L'altra questione fondamentale che induce a particolare prudenza è relativa alle immunità. Se, da un lato, ci convince l'idea che, di fronte ad una situazione straordinaria, possa essere assunta una decisione straordinaria, ovvero quella di conferire un livello di immunità penale a chi dovrà gestire per i primi tempi l'impianto, andando in deroga alle procedure non solo di natura ambientale, ma anche alle rifluenze di natura penale, ci sorprende che, dall'altro, non si sia posto un limite o non si sia definito meglio il confine di questa immunità. Oggi non siamo in grado di stabilire per quale periodo, per quante persone e per chi vada esteso questo criterio dell'immunità. Riguarderà soltanto l'acquirente, solo l'amministratore delegato o gli eventuali esecutori di disposizioni altrui? Riguarderà 20 o 30 persone? Di fatto, stiamo introducendo un istituto giuridico assolutamente innovativo che io non critico nel principio, ma che, a mio avviso, si sarebbe dovuto scrivere in maniera diversa. La storia di questo decreto-legge è conosciuta. È un decreto-legge tenuto a lungo in un ramo del Parlamento. Questioni come queste non sono state affrontate e altre ne sono state introdotte. Mi riferisco a un emendamento, inserito in sede di conversione alla Camera dei deputati, che pone un'attività di monitoraggio e di mappatura dei rifiuti pericolosi e radioattivi in capo alla gestione commissariale senza affrontare la questione della relativa copertura finanziaria.

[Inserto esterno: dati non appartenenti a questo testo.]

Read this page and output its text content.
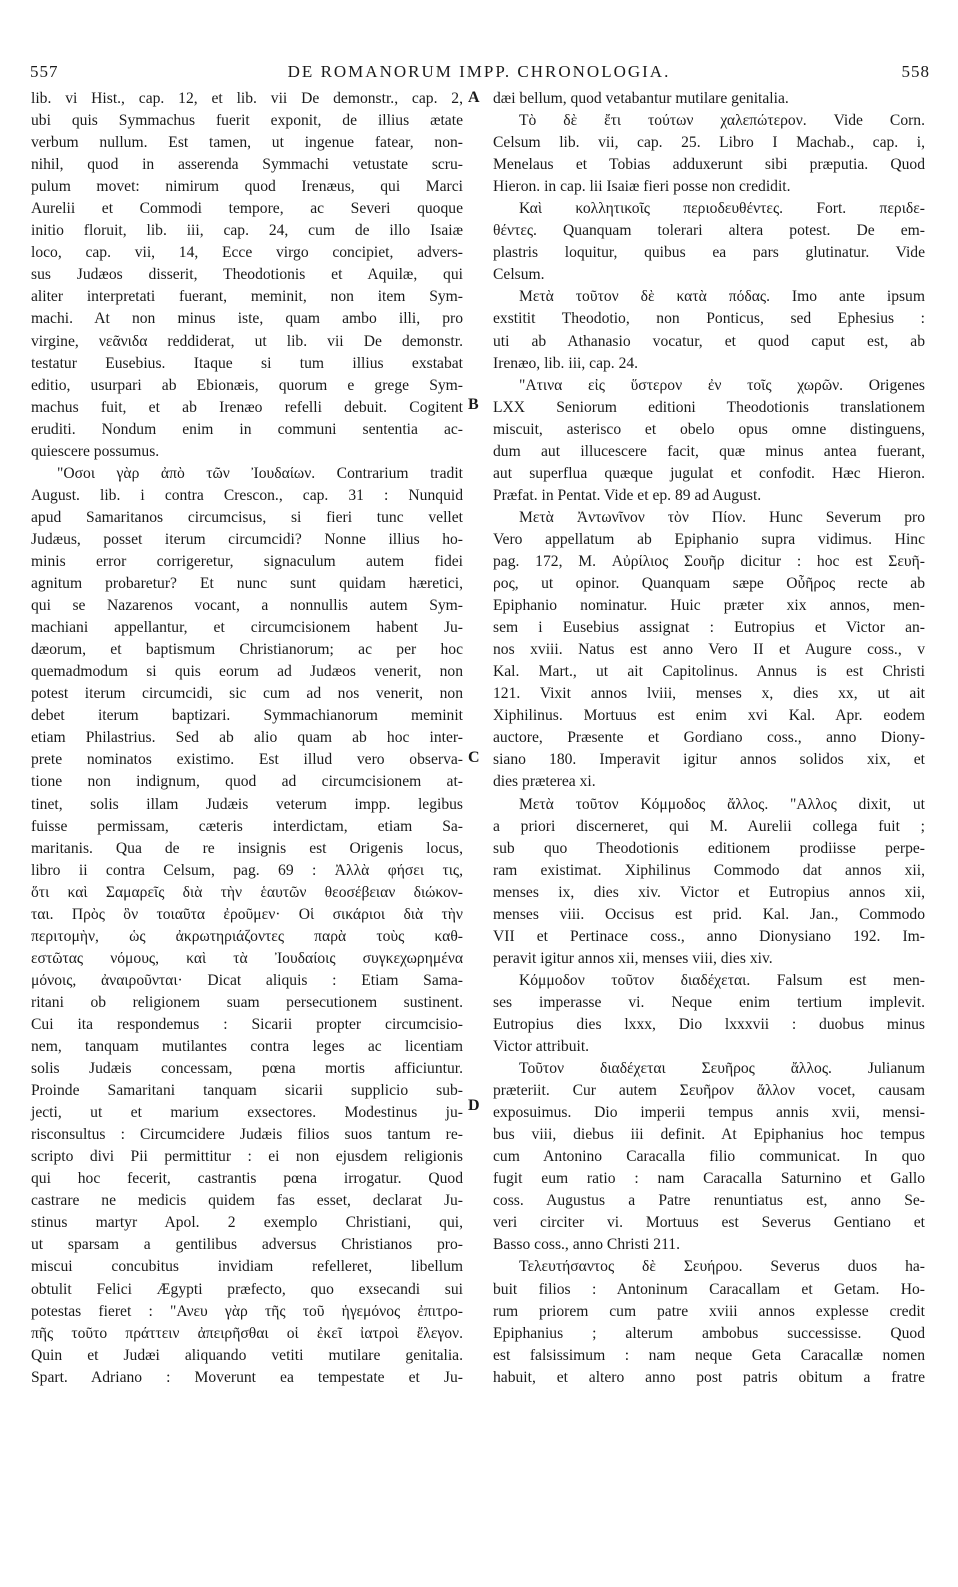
557	DE ROMANORUM IMPP. CHRONOLOGIA.	558
lib. vi Hist., cap. 12, et lib. vii De demonstr., cap. 2,
ubi quis Symmachus fuerit exponit, de illius ætate
verbum nullum. Est tamen, ut ingenue fatear, non-
nihil, quod in asserenda Symmachi vetustate scru-
pulum movet: nimirum quod Irenæus, qui Marci
Aurelii et Commodi tempore, ac Severi quoque
initio floruit, lib. iii, cap. 24, cum de illo Isaiæ
loco, cap. vii, 14, Ecce virgo concipiet, advers-
sus Judæos disserit, Theodotionis et Aquilæ, qui
aliter interpretati fuerant, meminit, non item Sym-
machi. At non minus iste, quam ambo illi, pro
virgine, νεᾶνιδα reddiderat, ut lib. vii De demonstr.
testatur Eusebius. Itaque si tum illius exstabat
editio, usurpari ab Ebionæis, quorum e grege Sym-
machus fuit, et ab Irenæo refelli debuit. Cogitent
eruditi. Nondum enim in communi sententia ac-
quiescere possumus.
"Οσοι γὰρ ἀπὸ τῶν Ἰουδαίων. Contrarium tradit
August. lib. i contra Crescon., cap. 31 : Nunquid
apud Samaritanos circumcisus, si fieri tunc vellet
Judæus, posset iterum circumcidi? Nonne illius ho-
minis error corrigeretur, signaculum autem fidei
agnitum probaretur? Et nunc sunt quidam hæretici,
qui se Nazarenos vocant, a nonnullis autem Sym-
machiani appellantur, et circumcisionem habent Ju-
dæorum, et baptismum Christianorum; ac per hoc
quemadmodum si quis eorum ad Judæos venerit, non
potest iterum circumcidi, sic cum ad nos venerit, non
debet iterum baptizari. Symmachianorum meminit
etiam Philastrius. Sed ab alio quam ab hoc inter-
prete nominatos existimo. Est illud vero observa-
tione non indignum, quod ad circumcisionem at-
tinet, solis illam Judæis veterum impp. legibus
fuisse permissam, cæteris interdictam, etiam Sa-
maritanis. Qua de re insignis est Origenis locus,
libro ii contra Celsum, pag. 69 : Ἀλλὰ φήσει τις,
ὅτι καὶ Σαμαρεῖς διὰ τὴν ἑαυτῶν θεοσέβειαν διώκον-
ται. Πρὸς ὃν τοιαῦτα ἐροῦμεν· Οἱ σικάριοι διὰ τὴν
περιτομὴν, ὡς ἀκρωτηριάζοντες παρὰ τοὺς καθ-
εστῶτας νόμους, καὶ τὰ Ἰουδαίοις συγκεχωρημένα
μόνοις, ἀναιροῦνται· Dicat aliquis : Etiam Sama-
ritani ob religionem suam persecutionem sustinent.
Cui ita respondemus : Sicarii propter circumcisio-
nem, tanquam mutilantes contra leges ac licentiam
solis Judæis concessam, pœna mortis afficiuntur.
Proinde Samaritani tanquam sicarii supplicio sub-
jecti, ut et marium exsectores. Modestinus ju-
risconsultus : Circumcidere Judæis filios suos tantum re-
scripto divi Pii permittitur : ei non ejusdem religionis
qui hoc fecerit, castrantis pœna irrogatur. Quod
castrare ne medicis quidem fas esset, declarat Ju-
stinus martyr Apol. 2 exemplo Christiani, qui,
ut sparsam a gentilibus adversus Christianos pro-
miscui concubitus invidiam refelleret, libellum
obtulit Felici Ægypti præfecto, quo exsecandi sui
potestas fieret : "Ανευ γὰρ τῆς τοῦ ἡγεμόνος ἐπιτρο-
πῆς τοῦτο πράττειν ἀπειρῆσθαι οἱ ἐκεῖ ἰατροὶ ἔλεγον.
Quin et Judæi aliquando vetiti mutilare genitalia.
Spart. Adriano : Moverunt ea tempestate et Ju-
dæi bellum, quod vetabantur mutilare genitalia.
Τὸ δὲ ἔτι τούτων χαλεπώτερον. Vide Corn.
Celsum lib. vii, cap. 25. Libro I Machab., cap. i,
Menelaus et Tobias adduxerunt sibi præputia. Quod
Hieron. in cap. lii Isaiæ fieri posse non credidit.
Καὶ κολλητικοῖς περιοδευθέντες. Fort. περιδε-
θέντες. Quanquam tolerari altera potest. De em-
plastris loquitur, quibus ea pars glutinatur. Vide
Celsum.
Μετὰ τοῦτον δὲ κατὰ πόδας. Imo ante ipsum
exstitit Theodotio, non Ponticus, sed Ephesius :
uti ab Athanasio vocatur, et quod caput est, ab
Irenæo, lib. iii, cap. 24.
"Ατινα εἰς ὕστερον ἐν τοῖς χωρῶν. Origenes
LXX Seniorum editioni Theodotionis translationem
miscuit, asterisco et obelo opus omne distinguens,
dum aut illucescere facit, quæ minus antea fuerant,
aut superflua quæque jugulat et confodit. Hæc Hieron.
Præfat. in Pentat. Vide et ep. 89 ad August.
Μετὰ Ἀντωνῖνον τὸν Πίον. Hunc Severum pro
Vero appellatum ab Epiphanio supra vidimus. Hinc
pag. 172, M. Αὐρίλιος Σουῆρ dicitur : hoc est Σευῆ-
ρος, ut opinor. Quanquam sæpe Οὖῆρος recte ab
Epiphanio nominatur. Huic præter xix annos, men-
sem i Eusebius assignat : Eutropius et Victor an-
nos xviii. Natus est anno Vero II et Augure coss., v
Kal. Mart., ut ait Capitolinus. Annus is est Christi
121. Vixit annos lviii, menses x, dies xx, ut ait
Xiphilinus. Mortuus est enim xvi Kal. Apr. eodem
auctore, Præsente et Gordiano coss., anno Diony-
siano 180. Imperavit igitur annos solidos xix, et
dies præterea xi.
Μετὰ τοῦτον Κόμμοδος ἄλλος. "Αλλος dixit, ut
a priori discerneret, qui M. Aurelii collega fuit ;
sub quo Theodotionis editionem prodiisse perpe-
ram existimat. Xiphilinus Commodo dat annos xii,
menses ix, dies xiv. Victor et Eutropius annos xii,
menses viii. Occisus est prid. Kal. Jan., Commodo
VII et Pertinace coss., anno Dionysiano 192. Im-
peravit igitur annos xii, menses viii, dies xiv.
Κόμμοδον τοῦτον διαδέχεται. Falsum est men-
ses imperasse vi. Neque enim tertium implevit.
Eutropius dies lxxx, Dio lxxxvii : duobus minus
Victor attribuit.
Τοῦτον διαδέχεται Σευῆρος ἄλλος. Julianum
præteriit. Cur autem Σευῆρον ἄλλον vocet, causam
exposuimus. Dio imperii tempus annis xvii, mensi-
bus viii, diebus iii definit. At Epiphanius hoc tempus
cum Antonino Caracalla filio communicat. In quo
fugit eum ratio : nam Caracalla Saturnino et Gallo
coss. Augustus a Patre renuntiatus est, anno Se-
veri circiter vi. Mortuus est Severus Gentiano et
Basso coss., anno Christi 211.
Τελευτήσαντος δὲ Σευήρου. Severus duos ha-
buit filios : Antoninum Caracallam et Getam. Ho-
rum priorem cum patre xviii annos explesse credit
Epiphanius ; alterum ambobus successisse. Quod
est falsissimum : nam neque Geta Caracallæ nomen
habuit, et altero anno post patris obitum a fratre
A
B
C
D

Da questo punto di vista abbiamo anche delle perplessità sulla legittimità di questo decreto-legge che almeno per questo profilo specifico, potrebbe essere privo della debita copertura finanziaria.
Oggi abbiamo il dovere di rappresentare queste perplessità al Parlamento e al Paese. In ogni caso, annunzio il voto favorevole perché, nel calcolo del bicchiere mezzo vuoto e mezzo pieno, ci rendiamo conto che è necessario continuare sulla strada che il Parlamento e i Governi che si sono susseguiti hanno intrapreso da tempo. Facendo parte di una maggioranza, ci rendiamo conto che, talvolta, il dovere e le responsabilità ci fanno fare delle cose anche se non ci piacciono. (Applausi dal Gruppo AP (NCD-UDC)).